Before we get into what Frank Ocean‘s Channel Orange is, let’s say what it isn’t. It is not the gay hip hop/R&B album.
Ocean, born Christopher “Lonny” Breaux, caused a sensation earlier this month publishing a letter saying his first love was another man and then giving a riveting performance of the taxicab confessional song Bad Religion on Late Night with Jimmy Fallon (above). While pop music has been open open to gay artists for years, hip hop and R&B have traditionally been less accepting of openly homosexual performers. The letter garnered Ocean a lot of attention, which is what his new album, Channel Orange, deserves, regardless of why you tuned in.
Orange is one of those albums that sounds like the emergence of a brilliant young talent. The 24 year old has been around as a writer for artists such as Justin Bieber and a member of the hip-hop collective Odd Future. Last year he dropped the acclaimed mix tape Nostalgia, Ultra, and Orange is his major label studio debut on Def Jam records, and it is as confident an opening bow as we have heard since Kanye West’s The College Dropout.
It is an album that demands attentive listening, at least the first few times around. That’s where you hear the connective tissue between the songs. It is a stream of money and sex that are the rewards of fame and a complete dissatisfaction with them. This won’t be a surprise to fans of his single, Novacane, released last year. Orange opens with the wistful Thinking Bout You, also previously released, pining for an idyllic love. Then a few tracks later, we are into Super Rich Kids, a longing for genuine emotion in the face of excess. Crack Rock is a great listen in spite of its focus on drugs and violence, leading into Pyramids, which completely defies the conventional belief that young writers should not attempt concept pieces. The 10-minute track makes Cleopatra and her fall a metaphor for everything we have been hearing about for the last half hour with brilliant rhymes and innovative structure. If this album didn’t have Bad Religion, Pyramids would be the masterpiece of Channel Orange.

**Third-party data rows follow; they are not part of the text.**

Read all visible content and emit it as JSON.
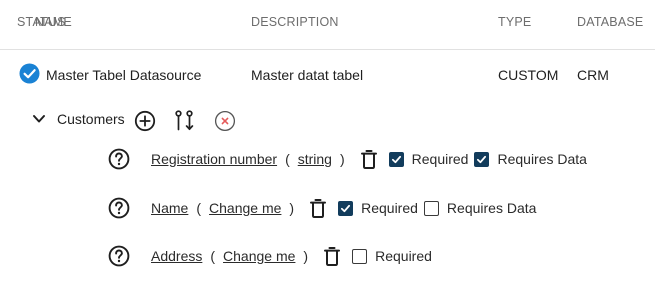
{
  "table": {
    "headers": {
      "status": "STATUS",
      "name": "NAME",
      "description": "DESCRIPTION",
      "type": "TYPE",
      "database": "DATABASE"
    },
    "row": {
      "name": "Master Tabel Datasource",
      "description": "Master datat tabel",
      "type": "CUSTOM",
      "database": "CRM",
      "status_color": "#1a82d4"
    }
  },
  "group": {
    "label": "Customers"
  },
  "fields": [
    {
      "name": "Registration number",
      "open_paren": "(",
      "type": "string",
      "close_paren": ")",
      "required": {
        "label": "Required",
        "checked": true
      },
      "requires_data": {
        "label": "Requires Data",
        "checked": true
      }
    },
    {
      "name": "Name",
      "open_paren": "(",
      "type": "Change me",
      "close_paren": ")",
      "required": {
        "label": "Required",
        "checked": true
      },
      "requires_data": {
        "label": "Requires Data",
        "checked": false
      }
    },
    {
      "name": "Address",
      "open_paren": "(",
      "type": "Change me",
      "close_paren": ")",
      "required": {
        "label": "Required",
        "checked": false
      }
    }
  ],
  "colors": {
    "checkbox_checked": "#123c5c",
    "remove_icon": "#e45a5a",
    "header_text": "#6d6d6d"
  }
}
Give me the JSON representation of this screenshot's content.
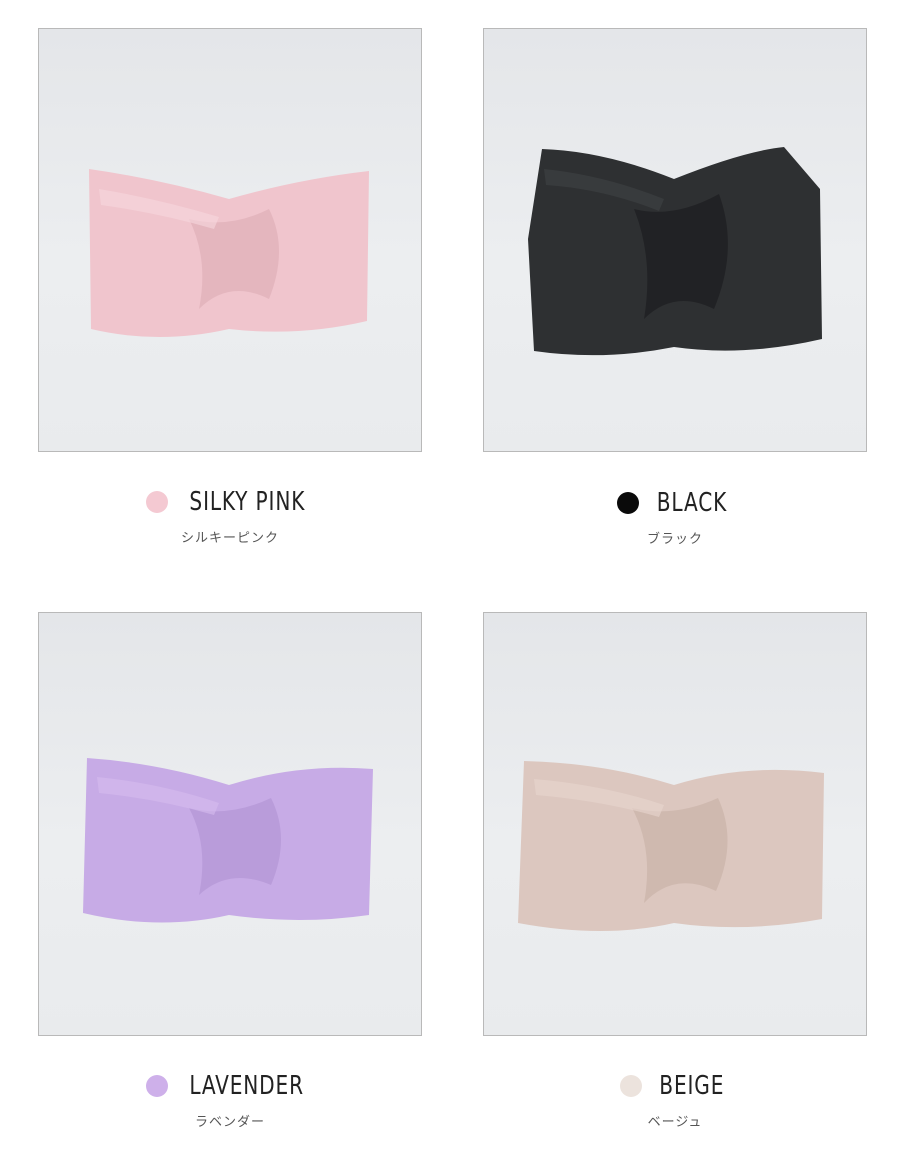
{
  "products": [
    {
      "name": "SILKY PINK",
      "kana": "シルキーピンク",
      "color": "#f4c9d2",
      "band": "#f0c5cd",
      "band_dark": "#dba9b3",
      "band_light": "#f7d7dd"
    },
    {
      "name": "BLACK",
      "kana": "ブラック",
      "color": "#0a0a0a",
      "band": "#2e3032",
      "band_dark": "#1c1d1f",
      "band_light": "#424547"
    },
    {
      "name": "LAVENDER",
      "kana": "ラベンダー",
      "color": "#ceb0ea",
      "band": "#c7abe6",
      "band_dark": "#ad8fd0",
      "band_light": "#d6bdef"
    },
    {
      "name": "BEIGE",
      "kana": "ベージュ",
      "color": "#ece3dd",
      "band": "#dcc7bf",
      "band_dark": "#c4ada3",
      "band_light": "#e8d6cf"
    }
  ]
}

As great as it was on Fallon, Bad Religion is even better in the context of the album. After expressing an outward and even historical view for the majority of the album, the song focuses inward, quietly. Ocean resists any compulsion to demonstrative drama, instead tending to his emotional wounds in a corner. You sort of want to push stop as the track fades, though there are a few more numbers including the playful Forrest Gump.
And really, as one of the most compelling albums this year, you don’t want to change the channel.